Capacity climbed 5.5%, which pushed the average load factor down 0.7 percentage points to 78.7%. Demand for domestic traffic rose 5.1%, outpacing international demand growth of 4.3%.
“After a very strong start to the year, demand growth is slipping back toward more historic levels. A combination of factors are likely behind this more moderated pace of demand growth. These include continuing terrorist activity and the fragile state of the global economy. Neither bode well for travel demand. And the shocks of Istanbul and the economic fallout of the Brexit vote make it difficult to see an early uptick,” said Tony Tyler, IATA’s Director General and CEO.
Annual growth in international RPKs slowed for the third consecutive month, to 4.3%, from 5% recorded in April year-over-year. Airlines in all regions recorded growth. Total capacity climbed 6.1%, causing load factor to slip 1.3 percentage points to 77.1%.
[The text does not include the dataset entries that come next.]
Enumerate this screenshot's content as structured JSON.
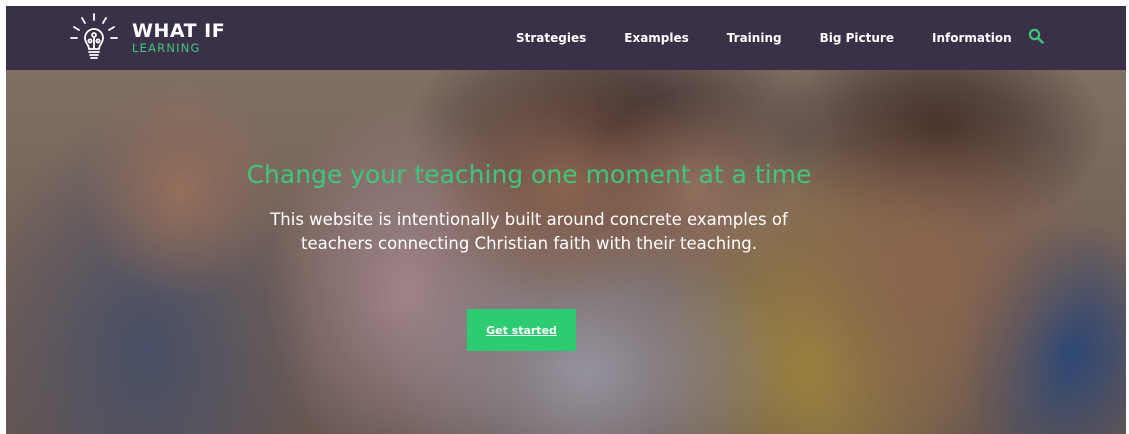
{
  "header": {
    "logo": {
      "line1": "WHAT IF",
      "line2": "LEARNING",
      "icon": "lightbulb-icon"
    },
    "nav": [
      {
        "label": "Strategies"
      },
      {
        "label": "Examples"
      },
      {
        "label": "Training"
      },
      {
        "label": "Big Picture"
      },
      {
        "label": "Information"
      }
    ],
    "search_icon": "search-icon"
  },
  "hero": {
    "title": "Change your teaching one moment at a time",
    "subtitle_line1": "This website is intentionally built around concrete examples of",
    "subtitle_line2": "teachers connecting Christian faith with their teaching.",
    "cta_label": "Get started",
    "image": "photo of a teacher with children gathered around a table"
  },
  "colors": {
    "header_bg": "#3a3047",
    "accent_green": "#3ec77c",
    "button_green": "#2ecc71",
    "text_white": "#ffffff"
  }
}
European carriers’ May demand climbed just 2.1% over May 2015, reflecting continuing fallout from the Brussels terror attack. Capacity rose 3.5% and load factor dipped 1.1 percentage points to 80.6%, which despite the decline still was the highest among regions.
Domestic demand rose 5.1% in May compared to May 2015, which was up from the 4% year-on-year growth recorded in April. Results were decidedly mixed, with Brazil, Russia and Japan all showing declines. Domestic capacity climbed 4.4%, and load factor rose 0.5 percentage points to 81.7%.